Many of us have asked family and friends for referrals; I recently asked a neighbor who re-roofed his house so I could contact the company, as he was very satisfied with the results. It’s the same kind of process with social selling, except you can take things one step further by asking to be introduced to people in your 1st-degree connections’ networks. (This is assuming that you already have great relationships with the people already in your network.)

Here are the stats:

  • 84% of B2B buyers are now using referrals to start their company’s procurement process
  • More than 90% of all B2B buying decisions are now being influenced by peer recommendations

(Source: Harvard Business Review; the sources HBR used are linked to within the article.)

Buyers Are On Social and Ready to Purchase

While most everyone we know is using social to some degree, some questions still linger about the B2B buyer being there and if they’re ready to buy. These figures should answer those queries:

  • 46% of B2B-purchasing decision makers are now aged 18-34, which is also the largest social media-using demographic
  • 84% of B2B executives use social media to research purchase decisions, while 72% of B2B buyers use social media to research specific solutions
  • 75% of B2B buyers are “significantly influenced” by social media

Here are the two stats I love the most and speak to the need for salespeople to be on social to engage with prospects:

  • Buyers’ social media connections with potential solutions providers have risen by 57%
  • 92% of B2B buyers use social media to engage with sales industry thought leaders (this is especially big)

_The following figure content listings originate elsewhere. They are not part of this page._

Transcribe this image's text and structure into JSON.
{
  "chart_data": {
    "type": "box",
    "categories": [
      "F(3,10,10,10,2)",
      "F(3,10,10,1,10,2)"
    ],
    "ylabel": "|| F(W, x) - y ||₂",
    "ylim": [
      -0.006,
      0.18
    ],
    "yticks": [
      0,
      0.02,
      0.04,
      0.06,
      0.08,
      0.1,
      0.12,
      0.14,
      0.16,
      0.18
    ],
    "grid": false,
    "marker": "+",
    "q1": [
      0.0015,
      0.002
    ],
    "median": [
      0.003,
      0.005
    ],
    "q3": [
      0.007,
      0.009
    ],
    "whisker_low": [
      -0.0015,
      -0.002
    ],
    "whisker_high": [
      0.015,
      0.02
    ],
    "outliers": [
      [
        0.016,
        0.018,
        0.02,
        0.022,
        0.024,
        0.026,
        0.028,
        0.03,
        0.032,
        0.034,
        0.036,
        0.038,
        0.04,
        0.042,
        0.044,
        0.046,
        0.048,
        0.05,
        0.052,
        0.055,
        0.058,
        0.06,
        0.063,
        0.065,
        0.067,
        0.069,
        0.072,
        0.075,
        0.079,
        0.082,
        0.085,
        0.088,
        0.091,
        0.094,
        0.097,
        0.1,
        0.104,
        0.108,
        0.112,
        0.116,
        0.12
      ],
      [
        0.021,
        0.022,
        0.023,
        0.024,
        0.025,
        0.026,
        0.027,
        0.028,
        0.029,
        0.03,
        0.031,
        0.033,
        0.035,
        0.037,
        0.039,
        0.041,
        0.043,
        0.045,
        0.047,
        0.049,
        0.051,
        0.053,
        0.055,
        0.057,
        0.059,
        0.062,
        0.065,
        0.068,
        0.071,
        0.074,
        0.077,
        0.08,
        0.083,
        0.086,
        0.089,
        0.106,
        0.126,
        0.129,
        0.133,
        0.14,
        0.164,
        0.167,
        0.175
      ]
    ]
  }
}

(Source: Datanyze. The sources used by Datanyze are in the article I linked to.)

Your Competitors Are Already Using Social

If the first two sets of stats don’t convince you, the old “my competitors are already doing it” way of thinking should. In fact, 90% of top salespeople are using social selling tools, while just 71% of “overall” salespeople use them. This means if you desire to be on “top,” you’ll want to tap into the power of social selling.

Here are some other statistics for your number crunching pleasure:

  • 68.9% of salespeople use social selling tools for lead development
  • 64.5% use these tools use them for account research
  • 60.3% use social selling tools for call preparation

You can also use these tools for “reduced account/contact research time;” that’s what 39% of your fellow salespeople use them for.

And just in case you’re looking for the WIIFM (what’s in it for me) factor:

  • 78% of reps who use social selling practices outsell their peers
  • 63.4% of those reps who use social selling reported an increase in corporate revenue; that’s compared to 41.2% of people who didn’t use it
  • 23% of social sellers were more likely to exceed quota, while just 10% of non-social sellers expected to go above quota

(Sources: Brainshark, Datanyze. Ditto the sources links here.)

What it All Means

To me, it all boils down to one idea: Social selling is starting to gain maturity in both sales-related circles and within companies (especially larger enterprises).

When I’m training the employees of our client companies at PeopleLinx, I always tell them as they’re starting out, doing all of these social selling-related activities our platform reinforces them to do seems like “separate” work. That feeling goes away, though; and soon enough, all of those “social selling” activities will become just plain ol’ selling activities in their minds.

That, my friends, is when they’re truly social selling: when their social selling-related actions become simply selling activities. What’s more, it happens quicker than you might think, especially when you’re seeing success from what you’re doing.